A source close to Menzies said the canine was a regular drinker anyway (I promise, I am not making this up)
Most famously, Menzies was the subject of a Sunday Mirror investigation in 2014 that claimed he was paying a 19 year old Brazilian sex worker for sex and drugs, which led him to step down from political roles he was holding at the time. He claimed, rather diplomatically, that “a number” of the allegations were untrue. It is left up to the imagination of the reader to decide which. Now, I’m not one to judge what consenting adults do in their spare time, but you would imagine that a sitting MP might have better judgement than to get caught out in the sort of situation that would (and did) set a tabloid editor’s palms sweating and heart racing, but here we are.
Probably the oddest accusation however (and my personal favourite), is the one that sees him getting drunk at a party (a pattern emerges here), plying a friend’s dog with booze and when said friend objected to Menzies intoxicating the animal, starting a fight with him (the friend, not the dog) that then spilled out onto the street. Once again, a source close to Menzies chirped up to claim that he had nothing to do with getting the dog drunk, but that said canine had actually been drinking alcohol that had been left out after the owner had fallen asleep and that the dog was a regular drinker anyway (I promise, I am not making this up). Menzies denied any involvement and stated that the police had dismissed any such claims against him. The dog was not available for comment, but did require veterinary care for alcohol poisoning.
So goodbye Mark Menzies, we hardly knew you.
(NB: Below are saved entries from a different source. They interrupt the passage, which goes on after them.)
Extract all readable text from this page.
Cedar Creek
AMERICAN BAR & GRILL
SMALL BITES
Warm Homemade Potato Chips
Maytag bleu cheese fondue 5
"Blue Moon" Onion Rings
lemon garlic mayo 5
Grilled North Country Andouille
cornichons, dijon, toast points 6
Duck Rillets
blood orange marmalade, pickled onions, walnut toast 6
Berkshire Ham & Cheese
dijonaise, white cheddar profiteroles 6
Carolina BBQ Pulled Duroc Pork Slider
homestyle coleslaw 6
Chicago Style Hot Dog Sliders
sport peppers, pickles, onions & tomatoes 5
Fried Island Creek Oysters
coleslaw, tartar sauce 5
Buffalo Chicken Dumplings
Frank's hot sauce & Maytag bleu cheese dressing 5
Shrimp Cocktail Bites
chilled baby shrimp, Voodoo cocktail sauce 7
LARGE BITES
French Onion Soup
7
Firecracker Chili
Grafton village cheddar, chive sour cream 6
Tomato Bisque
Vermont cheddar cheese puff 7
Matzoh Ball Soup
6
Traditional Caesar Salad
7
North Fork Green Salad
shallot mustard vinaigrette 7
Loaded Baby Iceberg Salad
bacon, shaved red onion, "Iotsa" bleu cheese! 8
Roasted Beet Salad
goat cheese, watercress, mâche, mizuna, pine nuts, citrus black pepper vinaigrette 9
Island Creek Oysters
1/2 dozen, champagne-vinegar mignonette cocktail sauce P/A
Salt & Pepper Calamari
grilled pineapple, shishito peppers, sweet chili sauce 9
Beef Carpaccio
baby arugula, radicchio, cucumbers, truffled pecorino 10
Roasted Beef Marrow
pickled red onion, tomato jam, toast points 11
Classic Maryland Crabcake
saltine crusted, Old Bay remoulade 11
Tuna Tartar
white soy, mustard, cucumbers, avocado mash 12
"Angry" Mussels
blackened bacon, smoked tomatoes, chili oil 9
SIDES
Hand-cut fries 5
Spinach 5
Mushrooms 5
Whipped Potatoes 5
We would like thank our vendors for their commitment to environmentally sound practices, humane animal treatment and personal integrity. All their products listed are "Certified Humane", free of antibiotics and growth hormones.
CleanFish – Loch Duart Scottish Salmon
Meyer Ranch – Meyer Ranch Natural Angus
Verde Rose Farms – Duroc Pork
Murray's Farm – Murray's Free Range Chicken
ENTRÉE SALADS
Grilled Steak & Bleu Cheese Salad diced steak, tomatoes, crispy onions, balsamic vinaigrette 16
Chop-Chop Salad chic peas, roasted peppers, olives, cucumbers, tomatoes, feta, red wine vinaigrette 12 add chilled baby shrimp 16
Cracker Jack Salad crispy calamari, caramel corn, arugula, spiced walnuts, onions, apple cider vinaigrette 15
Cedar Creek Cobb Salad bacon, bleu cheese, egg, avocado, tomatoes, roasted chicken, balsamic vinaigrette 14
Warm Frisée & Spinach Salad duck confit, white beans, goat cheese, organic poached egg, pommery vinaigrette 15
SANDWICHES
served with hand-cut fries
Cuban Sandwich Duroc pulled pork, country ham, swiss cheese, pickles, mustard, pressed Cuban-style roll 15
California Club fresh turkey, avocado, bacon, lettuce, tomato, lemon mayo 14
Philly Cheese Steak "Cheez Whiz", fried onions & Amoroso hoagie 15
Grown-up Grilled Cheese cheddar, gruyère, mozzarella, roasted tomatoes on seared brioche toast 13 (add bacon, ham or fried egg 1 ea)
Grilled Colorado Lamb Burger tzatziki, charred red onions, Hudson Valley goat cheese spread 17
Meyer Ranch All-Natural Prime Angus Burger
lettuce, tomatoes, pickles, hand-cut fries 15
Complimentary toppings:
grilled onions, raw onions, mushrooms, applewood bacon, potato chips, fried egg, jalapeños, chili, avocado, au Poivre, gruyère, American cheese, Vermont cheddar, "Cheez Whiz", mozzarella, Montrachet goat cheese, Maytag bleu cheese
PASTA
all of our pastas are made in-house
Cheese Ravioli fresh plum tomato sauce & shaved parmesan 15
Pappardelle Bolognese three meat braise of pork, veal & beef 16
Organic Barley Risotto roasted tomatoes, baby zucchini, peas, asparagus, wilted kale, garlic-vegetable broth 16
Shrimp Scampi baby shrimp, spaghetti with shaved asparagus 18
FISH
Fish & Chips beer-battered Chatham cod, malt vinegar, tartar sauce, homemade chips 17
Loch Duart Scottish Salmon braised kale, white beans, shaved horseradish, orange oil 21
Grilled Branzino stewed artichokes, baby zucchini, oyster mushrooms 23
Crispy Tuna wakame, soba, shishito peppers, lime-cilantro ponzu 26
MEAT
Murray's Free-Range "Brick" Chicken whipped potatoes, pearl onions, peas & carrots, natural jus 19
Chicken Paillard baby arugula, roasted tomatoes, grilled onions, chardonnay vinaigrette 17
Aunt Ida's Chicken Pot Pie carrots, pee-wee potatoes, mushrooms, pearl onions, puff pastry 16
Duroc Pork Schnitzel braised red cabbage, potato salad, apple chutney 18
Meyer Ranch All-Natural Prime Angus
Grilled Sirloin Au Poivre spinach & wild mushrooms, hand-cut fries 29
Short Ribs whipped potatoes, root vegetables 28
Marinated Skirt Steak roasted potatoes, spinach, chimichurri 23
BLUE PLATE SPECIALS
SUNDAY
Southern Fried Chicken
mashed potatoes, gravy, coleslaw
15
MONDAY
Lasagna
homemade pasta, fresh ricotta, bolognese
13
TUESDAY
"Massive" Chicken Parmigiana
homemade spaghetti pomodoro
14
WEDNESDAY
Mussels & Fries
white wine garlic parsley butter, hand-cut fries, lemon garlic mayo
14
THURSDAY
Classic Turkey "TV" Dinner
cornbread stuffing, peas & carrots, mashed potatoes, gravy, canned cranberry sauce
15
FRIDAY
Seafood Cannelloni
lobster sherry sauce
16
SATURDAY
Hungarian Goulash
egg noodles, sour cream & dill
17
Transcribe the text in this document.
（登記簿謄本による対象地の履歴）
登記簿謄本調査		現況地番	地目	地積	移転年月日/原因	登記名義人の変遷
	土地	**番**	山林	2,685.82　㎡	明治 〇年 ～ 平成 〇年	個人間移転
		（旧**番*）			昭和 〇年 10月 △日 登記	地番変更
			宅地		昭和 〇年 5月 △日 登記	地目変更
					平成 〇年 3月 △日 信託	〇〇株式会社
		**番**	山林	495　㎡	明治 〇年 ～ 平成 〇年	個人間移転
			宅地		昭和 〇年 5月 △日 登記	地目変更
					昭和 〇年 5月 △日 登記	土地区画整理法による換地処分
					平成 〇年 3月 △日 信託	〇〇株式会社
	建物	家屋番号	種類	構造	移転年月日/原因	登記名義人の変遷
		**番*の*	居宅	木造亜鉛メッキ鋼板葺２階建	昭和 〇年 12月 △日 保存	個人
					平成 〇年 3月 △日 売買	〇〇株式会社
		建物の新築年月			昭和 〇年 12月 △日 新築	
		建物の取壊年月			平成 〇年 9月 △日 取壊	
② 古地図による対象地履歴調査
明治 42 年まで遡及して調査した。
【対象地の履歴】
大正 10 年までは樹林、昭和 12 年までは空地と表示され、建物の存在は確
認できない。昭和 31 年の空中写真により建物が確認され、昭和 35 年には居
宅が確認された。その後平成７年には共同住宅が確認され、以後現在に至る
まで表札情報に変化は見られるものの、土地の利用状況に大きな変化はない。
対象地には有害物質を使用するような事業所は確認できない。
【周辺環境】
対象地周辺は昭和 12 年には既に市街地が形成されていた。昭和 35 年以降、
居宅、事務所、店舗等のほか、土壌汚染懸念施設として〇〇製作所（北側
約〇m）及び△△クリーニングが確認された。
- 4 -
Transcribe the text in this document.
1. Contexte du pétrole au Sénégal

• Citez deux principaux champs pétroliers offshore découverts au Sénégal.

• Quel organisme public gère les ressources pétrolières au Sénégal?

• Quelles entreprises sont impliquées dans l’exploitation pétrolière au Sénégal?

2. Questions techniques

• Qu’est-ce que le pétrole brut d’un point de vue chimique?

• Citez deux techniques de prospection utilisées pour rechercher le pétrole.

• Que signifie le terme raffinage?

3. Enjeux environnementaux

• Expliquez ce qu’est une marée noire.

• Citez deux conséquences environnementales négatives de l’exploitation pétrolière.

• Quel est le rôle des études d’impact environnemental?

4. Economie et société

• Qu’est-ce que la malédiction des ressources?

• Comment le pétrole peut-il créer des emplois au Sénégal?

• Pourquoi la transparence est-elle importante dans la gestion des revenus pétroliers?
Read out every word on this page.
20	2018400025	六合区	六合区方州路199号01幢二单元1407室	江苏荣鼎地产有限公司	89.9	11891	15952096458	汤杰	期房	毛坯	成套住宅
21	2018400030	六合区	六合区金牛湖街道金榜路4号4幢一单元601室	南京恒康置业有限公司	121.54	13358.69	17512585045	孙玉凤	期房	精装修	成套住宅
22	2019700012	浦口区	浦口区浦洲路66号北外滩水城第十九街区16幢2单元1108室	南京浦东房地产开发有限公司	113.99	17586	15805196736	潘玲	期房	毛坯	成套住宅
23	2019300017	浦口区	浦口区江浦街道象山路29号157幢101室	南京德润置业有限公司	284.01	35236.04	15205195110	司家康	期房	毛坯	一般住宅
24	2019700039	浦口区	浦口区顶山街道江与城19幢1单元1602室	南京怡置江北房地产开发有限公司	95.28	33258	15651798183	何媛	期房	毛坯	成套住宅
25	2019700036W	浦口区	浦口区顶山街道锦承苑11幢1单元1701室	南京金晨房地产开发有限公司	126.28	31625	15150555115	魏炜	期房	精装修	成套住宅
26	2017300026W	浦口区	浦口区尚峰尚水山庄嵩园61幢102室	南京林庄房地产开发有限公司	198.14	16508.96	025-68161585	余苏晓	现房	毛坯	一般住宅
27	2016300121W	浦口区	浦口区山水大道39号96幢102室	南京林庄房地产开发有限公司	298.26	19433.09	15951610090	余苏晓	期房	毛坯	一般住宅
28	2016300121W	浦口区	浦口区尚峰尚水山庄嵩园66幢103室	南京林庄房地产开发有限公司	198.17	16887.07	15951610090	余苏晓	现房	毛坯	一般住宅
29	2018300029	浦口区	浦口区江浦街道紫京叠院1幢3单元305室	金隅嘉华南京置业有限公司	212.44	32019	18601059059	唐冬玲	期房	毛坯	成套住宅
Along with the Scott Benton saga, and the somewhat milder ongoing accusations of financial misdeeds of the Blackpool North and Cleveleys MP, Paul Maynard, so completes the trio of Fylde coast Tory MPs under the spotlight for something or other (weird how this keeps happening, huh?). You weren’t entirely bad I suppose, you did at least speak up against the party line and made statements in the Commons opposing fracking. You didn’t vote against it, but it would be greedy and presumptuous of us to expect otherwise of our elected representatives, wouldn’t it?
Menzies will remain as an independent MP until the next election and, if past elections are anything to go by, the good people of Fylde will have the opportunity to vote in their next blue-rosetted representative and enjoy whatever madcap misadventures they will bring to the table. I can hardly wait.